The client-provider relationship should be a mutually beneficial partnership. Pressures and stresses can beset both and can lead to unreasonable behaviour and demands, but both succeed when each can succeed.
Researcher as Provider (P. 487)
Supplier-side researchers may be employees or independent researchers. Client-side researchers are providers to brand or marketing managers, sales and c-suite. The provider can be:
- An auto-updater – regularly updating a dashboard with little analysis or insight
- An order-taker – taking instructions from a client without questioning
- A supplier – who dutifully executes each study, then retires into the background
- A partner – with an on-going relationship that involves staying informed, consulting on long-term planning, providing broader perspectives, and is involved in decisions that stem from research
A provider should:
- Stay informed – understanding the client’s business, watching consumer trends and keeping up with the impact of past research-based decisions, etc.
- Strengthen Communications and Listening Skills – rapport is built on understanding the needs and expectations of all stakeholders, achievable through tips provided in this section.
- Bid responsibly – providing realistic costs based on reasonable response and incidence rates and achievable timelines.

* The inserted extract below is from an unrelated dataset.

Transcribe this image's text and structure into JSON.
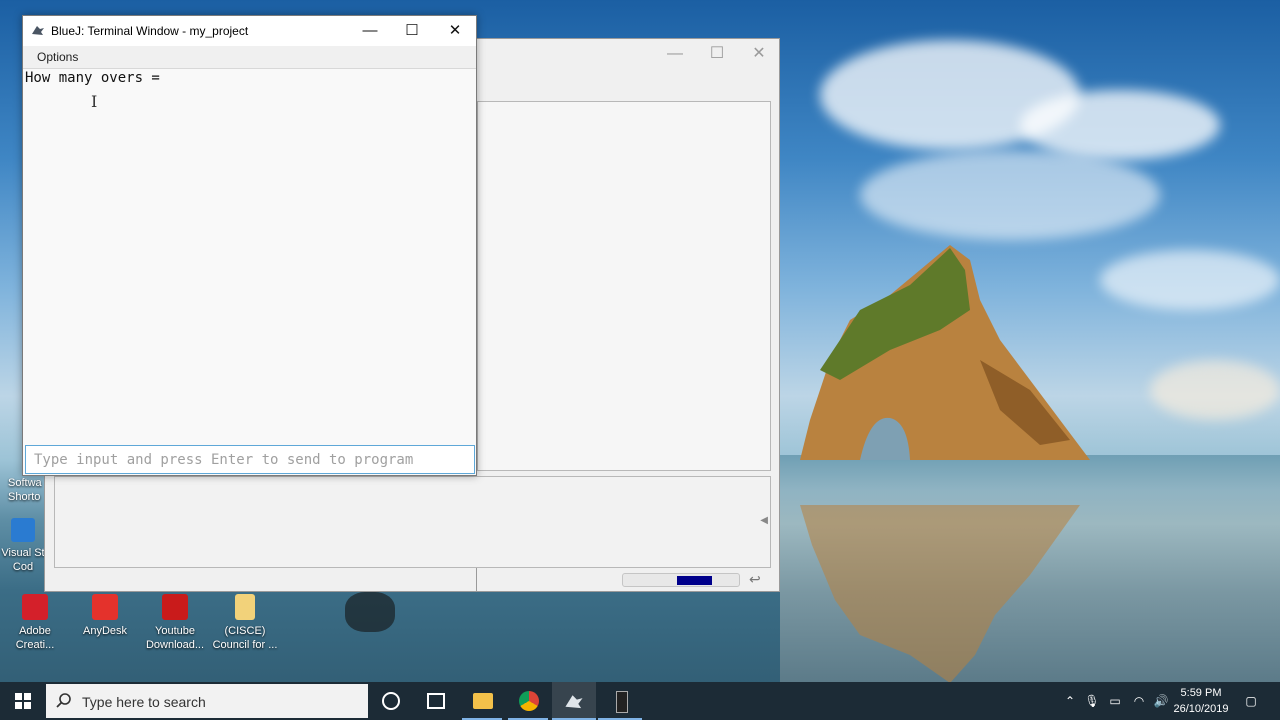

Lowballing to win is just bad business.
- Keep the paperwork up-to-date – as expectations change, keep statements of work up-to-date to minimize misunderstandings
- Put quality control first – errors can cost a provider their profit margin and reputation. Budget and timelines must include quality checks at every stage.

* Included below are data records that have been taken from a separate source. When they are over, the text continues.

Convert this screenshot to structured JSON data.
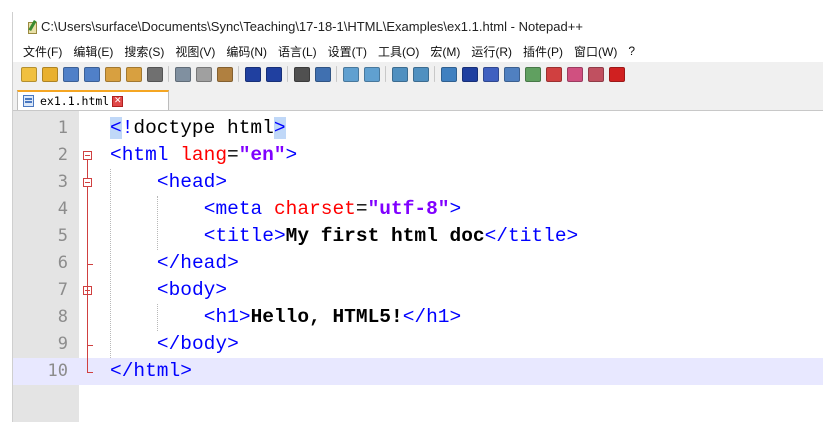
{
  "window": {
    "title": "C:\\Users\\surface\\Documents\\Sync\\Teaching\\17-18-1\\HTML\\Examples\\ex1.1.html - Notepad++"
  },
  "menu": [
    "文件(F)",
    "编辑(E)",
    "搜索(S)",
    "视图(V)",
    "编码(N)",
    "语言(L)",
    "设置(T)",
    "工具(O)",
    "宏(M)",
    "运行(R)",
    "插件(P)",
    "窗口(W)",
    "?"
  ],
  "toolbar_icons": [
    {
      "name": "new-file-icon",
      "color": "#f0c040"
    },
    {
      "name": "open-file-icon",
      "color": "#e8b030"
    },
    {
      "name": "save-icon",
      "color": "#5080c8"
    },
    {
      "name": "save-all-icon",
      "color": "#5080c8"
    },
    {
      "name": "close-icon",
      "color": "#d8a040"
    },
    {
      "name": "close-all-icon",
      "color": "#d8a040"
    },
    {
      "name": "print-icon",
      "color": "#707070"
    },
    {
      "name": "sep",
      "color": ""
    },
    {
      "name": "cut-icon",
      "color": "#8090a0"
    },
    {
      "name": "copy-icon",
      "color": "#a0a0a0"
    },
    {
      "name": "paste-icon",
      "color": "#b08040"
    },
    {
      "name": "sep",
      "color": ""
    },
    {
      "name": "undo-icon",
      "color": "#2040a0"
    },
    {
      "name": "redo-icon",
      "color": "#2040a0"
    },
    {
      "name": "sep",
      "color": ""
    },
    {
      "name": "find-icon",
      "color": "#505050"
    },
    {
      "name": "replace-icon",
      "color": "#4070b0"
    },
    {
      "name": "sep",
      "color": ""
    },
    {
      "name": "zoom-in-icon",
      "color": "#60a0d0"
    },
    {
      "name": "zoom-out-icon",
      "color": "#60a0d0"
    },
    {
      "name": "sep",
      "color": ""
    },
    {
      "name": "sync-vertical-icon",
      "color": "#5090c0"
    },
    {
      "name": "sync-horizontal-icon",
      "color": "#5090c0"
    },
    {
      "name": "sep",
      "color": ""
    },
    {
      "name": "word-wrap-icon",
      "color": "#4080c0"
    },
    {
      "name": "show-all-chars-icon",
      "color": "#2040a0"
    },
    {
      "name": "indent-guide-icon",
      "color": "#4060c0"
    },
    {
      "name": "user-lang-icon",
      "color": "#5080c0"
    },
    {
      "name": "doc-map-icon",
      "color": "#60a060"
    },
    {
      "name": "function-list-icon",
      "color": "#d04040"
    },
    {
      "name": "folder-workspace-icon",
      "color": "#d05080"
    },
    {
      "name": "monitoring-icon",
      "color": "#c05060"
    },
    {
      "name": "record-macro-icon",
      "color": "#d02020"
    }
  ],
  "tab": {
    "label": "ex1.1.html"
  },
  "lines": [
    {
      "n": "1",
      "current": false,
      "indent": 0,
      "segs": [
        {
          "c": "tag hl",
          "t": "<"
        },
        {
          "c": "tag",
          "t": "!"
        },
        {
          "c": "plain",
          "t": "doctype html"
        },
        {
          "c": "tag hl",
          "t": ">"
        }
      ]
    },
    {
      "n": "2",
      "current": false,
      "indent": 0,
      "segs": [
        {
          "c": "tag",
          "t": "<html "
        },
        {
          "c": "attr",
          "t": "lang"
        },
        {
          "c": "plain",
          "t": "="
        },
        {
          "c": "val",
          "t": "\"en\""
        },
        {
          "c": "tag",
          "t": ">"
        }
      ]
    },
    {
      "n": "3",
      "current": false,
      "indent": 1,
      "segs": [
        {
          "c": "tag",
          "t": "<head>"
        }
      ]
    },
    {
      "n": "4",
      "current": false,
      "indent": 2,
      "segs": [
        {
          "c": "tag",
          "t": "<meta "
        },
        {
          "c": "attr",
          "t": "charset"
        },
        {
          "c": "plain",
          "t": "="
        },
        {
          "c": "val",
          "t": "\"utf-8\""
        },
        {
          "c": "tag",
          "t": ">"
        }
      ]
    },
    {
      "n": "5",
      "current": false,
      "indent": 2,
      "segs": [
        {
          "c": "tag",
          "t": "<title>"
        },
        {
          "c": "txt",
          "t": "My first html doc"
        },
        {
          "c": "tag",
          "t": "</title>"
        }
      ]
    },
    {
      "n": "6",
      "current": false,
      "indent": 1,
      "segs": [
        {
          "c": "tag",
          "t": "</head>"
        }
      ]
    },
    {
      "n": "7",
      "current": false,
      "indent": 1,
      "segs": [
        {
          "c": "tag",
          "t": "<body>"
        }
      ]
    },
    {
      "n": "8",
      "current": false,
      "indent": 2,
      "segs": [
        {
          "c": "tag",
          "t": "<h1>"
        },
        {
          "c": "txt",
          "t": "Hello, HTML5!"
        },
        {
          "c": "tag",
          "t": "</h1>"
        }
      ]
    },
    {
      "n": "9",
      "current": false,
      "indent": 1,
      "segs": [
        {
          "c": "tag",
          "t": "</body>"
        }
      ]
    },
    {
      "n": "10",
      "current": true,
      "indent": 0,
      "segs": [
        {
          "c": "tag",
          "t": "</html>"
        }
      ]
    }
  ]
}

- Manage time efficiently – if delivery windows pass, the value of the research drops. Use PERT, CPM or Gantt charts to keep track of timing at each phase.
- Avoid surprises – the sooner a client knows of a problem, the sooner contingency plans can be developed.
- Make it right – if you discover an error or a roadblock, inform the client with one or more solutions ready to go. Allocate hard costs of correcting the error to the source.
- Analyze thoughtfully – organize the report to tell the story that answers the client’s questions.
- Keep a close eye on costs – common over-runs include: fieldwork issues, design hours, custom analyses, client servicing time, sample list handling etc.
- Manage the Team Efficiently – carefully match the personalities of the team to that of the client, and ensure the client is serviced by the people promised in the bid.
Responsibilities to the Public (P. 473)
Without the goodwill of respondents, there would be no marketing research as it is now practiced. At the core of our responsibility is respect for their integrity and safety, protection of their identity and personal information and respect for their time and intelligence.
- Codes of conduct have been established my industry associations in many countries.
- The right to privacy has been recognized in legislation throughout the developed world, for example in Canada’s Personal Information Protection and Electronic Documents Act’s (PIPEDA revised 2019) ten core principles.
- The principle of consent requires that information collected is only used for the purpose for which consent was obtained. Implied consent leaves it to the respondent to refuse; explicit consent requires us to ask the respondent and get an affirmative answer.
- Europe’s General Data Protection Regulation (2018) is 88 pages of additional rules and spells out severe fines for non-compliance.